In the simulations, we focus exclusively on thermal fluctuations while neglecting phase dynamics. For s-wave pairings, the pairing gap suppresses the quasiparticle excitations, rendering the dynamics less important here. d-wave pairing exhibits gapless excitations along the nodal directions, the complex interplays between quasiparticles and vortices may renormalize the transition temperature or even modify the XY model that governs the superconducting phases. However, the transition can remain within the same universality class as the XY model78. Therefore, we neglect the dynamics even for d-wave pairing and use the ferromagnetic XY model to describe the thermal phase fluctuations. These conditions can be true when phase dynamics are much slower than the relaxation rate of quasiparticles. Our model completely ignores the temperature dependence and fluctuations of pairing amplitudes. As a natural result, it can not capture the correlation length behavior predicted by Landau’s theory. Furthermore, the scaling parameter B in Eq. (17) does not account for the information about the temperature distance between the BKT transition Tc and Ginzburg-Landau transition TMF72,73.

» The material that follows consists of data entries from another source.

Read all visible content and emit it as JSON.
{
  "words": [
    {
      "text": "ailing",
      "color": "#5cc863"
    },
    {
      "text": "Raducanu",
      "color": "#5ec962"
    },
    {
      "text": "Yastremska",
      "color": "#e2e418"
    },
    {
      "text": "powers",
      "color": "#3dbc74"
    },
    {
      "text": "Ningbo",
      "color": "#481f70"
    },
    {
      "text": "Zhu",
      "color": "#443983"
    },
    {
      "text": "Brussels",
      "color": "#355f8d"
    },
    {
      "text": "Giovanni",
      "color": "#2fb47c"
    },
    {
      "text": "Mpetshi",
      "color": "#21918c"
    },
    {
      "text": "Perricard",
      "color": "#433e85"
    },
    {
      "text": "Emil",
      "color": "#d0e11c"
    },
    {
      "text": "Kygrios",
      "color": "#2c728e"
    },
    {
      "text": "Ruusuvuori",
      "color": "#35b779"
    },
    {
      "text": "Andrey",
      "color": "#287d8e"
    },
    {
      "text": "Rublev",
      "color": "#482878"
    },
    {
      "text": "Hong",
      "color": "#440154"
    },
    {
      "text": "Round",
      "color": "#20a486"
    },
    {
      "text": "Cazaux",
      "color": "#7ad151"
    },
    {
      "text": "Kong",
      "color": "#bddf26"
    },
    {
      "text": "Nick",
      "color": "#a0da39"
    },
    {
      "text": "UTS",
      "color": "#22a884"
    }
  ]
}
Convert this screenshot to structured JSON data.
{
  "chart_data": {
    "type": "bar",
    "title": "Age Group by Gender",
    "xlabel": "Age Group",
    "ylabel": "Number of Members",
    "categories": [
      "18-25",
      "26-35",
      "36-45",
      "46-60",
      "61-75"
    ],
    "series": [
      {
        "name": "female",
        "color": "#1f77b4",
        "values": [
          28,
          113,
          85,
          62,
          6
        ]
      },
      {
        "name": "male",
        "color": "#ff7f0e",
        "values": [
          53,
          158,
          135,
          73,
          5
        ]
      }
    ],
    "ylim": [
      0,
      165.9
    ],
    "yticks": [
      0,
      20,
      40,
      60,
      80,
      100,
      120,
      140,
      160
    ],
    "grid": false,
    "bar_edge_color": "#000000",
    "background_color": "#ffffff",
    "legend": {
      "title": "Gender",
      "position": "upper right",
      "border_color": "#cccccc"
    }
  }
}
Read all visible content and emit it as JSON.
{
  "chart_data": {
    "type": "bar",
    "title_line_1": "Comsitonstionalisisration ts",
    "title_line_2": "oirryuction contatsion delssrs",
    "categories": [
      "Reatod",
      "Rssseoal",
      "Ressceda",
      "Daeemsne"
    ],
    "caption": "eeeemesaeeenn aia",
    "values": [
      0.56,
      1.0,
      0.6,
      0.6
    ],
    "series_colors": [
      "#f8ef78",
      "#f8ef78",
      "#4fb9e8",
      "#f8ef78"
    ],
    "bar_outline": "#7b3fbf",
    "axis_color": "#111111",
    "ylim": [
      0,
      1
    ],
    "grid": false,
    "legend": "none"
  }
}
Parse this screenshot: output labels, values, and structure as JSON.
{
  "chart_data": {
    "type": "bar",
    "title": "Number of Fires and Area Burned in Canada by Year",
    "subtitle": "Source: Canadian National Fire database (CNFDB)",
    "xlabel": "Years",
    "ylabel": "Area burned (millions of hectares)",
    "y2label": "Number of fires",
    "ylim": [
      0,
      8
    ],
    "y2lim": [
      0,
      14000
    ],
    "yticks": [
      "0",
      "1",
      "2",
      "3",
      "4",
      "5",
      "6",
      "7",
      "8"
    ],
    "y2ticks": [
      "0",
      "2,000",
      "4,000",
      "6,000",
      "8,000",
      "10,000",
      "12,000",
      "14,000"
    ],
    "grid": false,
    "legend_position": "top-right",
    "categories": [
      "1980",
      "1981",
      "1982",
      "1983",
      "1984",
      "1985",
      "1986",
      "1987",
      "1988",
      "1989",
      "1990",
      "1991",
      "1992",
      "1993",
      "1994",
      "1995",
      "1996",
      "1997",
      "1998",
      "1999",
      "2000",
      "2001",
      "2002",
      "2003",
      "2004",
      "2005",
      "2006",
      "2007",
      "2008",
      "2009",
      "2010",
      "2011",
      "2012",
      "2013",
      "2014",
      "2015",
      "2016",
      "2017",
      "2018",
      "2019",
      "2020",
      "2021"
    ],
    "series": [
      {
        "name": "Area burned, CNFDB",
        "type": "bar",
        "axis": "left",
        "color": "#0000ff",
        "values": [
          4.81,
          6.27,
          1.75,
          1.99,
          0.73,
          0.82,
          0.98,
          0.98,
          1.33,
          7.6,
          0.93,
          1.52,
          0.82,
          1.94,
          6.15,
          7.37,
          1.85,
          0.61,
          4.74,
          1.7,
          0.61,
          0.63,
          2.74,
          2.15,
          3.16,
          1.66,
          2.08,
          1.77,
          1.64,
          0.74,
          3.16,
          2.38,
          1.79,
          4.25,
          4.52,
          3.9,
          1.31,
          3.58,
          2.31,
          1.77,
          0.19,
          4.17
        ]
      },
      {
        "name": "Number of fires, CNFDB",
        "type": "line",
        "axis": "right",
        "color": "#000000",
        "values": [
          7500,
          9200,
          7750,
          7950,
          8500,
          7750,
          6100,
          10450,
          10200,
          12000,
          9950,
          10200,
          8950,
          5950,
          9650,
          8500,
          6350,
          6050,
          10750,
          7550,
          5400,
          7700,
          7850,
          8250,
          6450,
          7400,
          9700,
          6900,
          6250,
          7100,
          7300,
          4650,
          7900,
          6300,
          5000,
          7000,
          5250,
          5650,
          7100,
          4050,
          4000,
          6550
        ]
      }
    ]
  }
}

Our results show that superconducting thermal phase fluctuations lead to novel transport properties in two dimensions. Since the temperature dependence of DC resistivity arising from pairing phase fluctuation unveiled here is not linear-T, our study cannot directly account for the scaling relation between the strange-metal dissipation and superconducting Tc as observed in experiments. Nonetheless, as aforementioned, our results only apply to the thermal phase fluctuations in two dimensions, where the superconducting transition is a BKT transition. The atomically-thin two-dimensional superconductors, such as twisted bilayer graphene13, single-layer FeSe on SrTiO379, and monolayer NbSe280,81, have low superfluid densities, making them ideal platforms to test our findings. For the most unconventional superconductors, we should consider a three-dimensional system and incorporate the effects of inter-layer coupling. It is intriguing to study the DC resistivity arising from pairing phase fluctuation in a three-dimensional system, and particularly, to investigate whether the strange-metal behavior could emerge or not. Moreover, notice that we only consider the electronic dissipation arising from pairing thermal phase fluctuations. Regarding realistic materials, various scattering mechanisms affect the transport properties above the superconducting transition temperature Tc, including electron-electron scattering, electron-phonon scattering and disorder effects. Considering the cooperative effects on the electronic transport originating from pairing phase fluctuation and these various ingredients is also an interesting direction, which is left for our future study.

Methods

Monte Carlo simulations

In the numerical simulations, we set the hopping integral t = 1 as the unit of energy, the coupling constant Jθ= 0.1, the gap amplitude Δ = 0.3, and the electron filling factor ne = 0.83 (the filling factor is 2 if a band is fully filled) if not explicitly stated. We take these values in our numerical simulations such that there is a relatively wide temperature window above the superconducting transition but lower than the energy scale of pairing amplitude. Furthermore, periodic boundary conditions are assumed.

We use the classical Monte Carlo method to generate a series of configurations of θ in the XY model given by Eq. (6) at a given temperature. To mitigate self-correlation, a single configuration is selected from every 20,000 configurations produced by the Monte Carlo simulation. By inserting each of these phase configurations into the Hamiltonian Eq. (1), it becomes possible to determine the eigenvalues εa and their corresponding eigenvectors ψa of the BdG Hamiltonian Eq. (1) by exact diagonalization.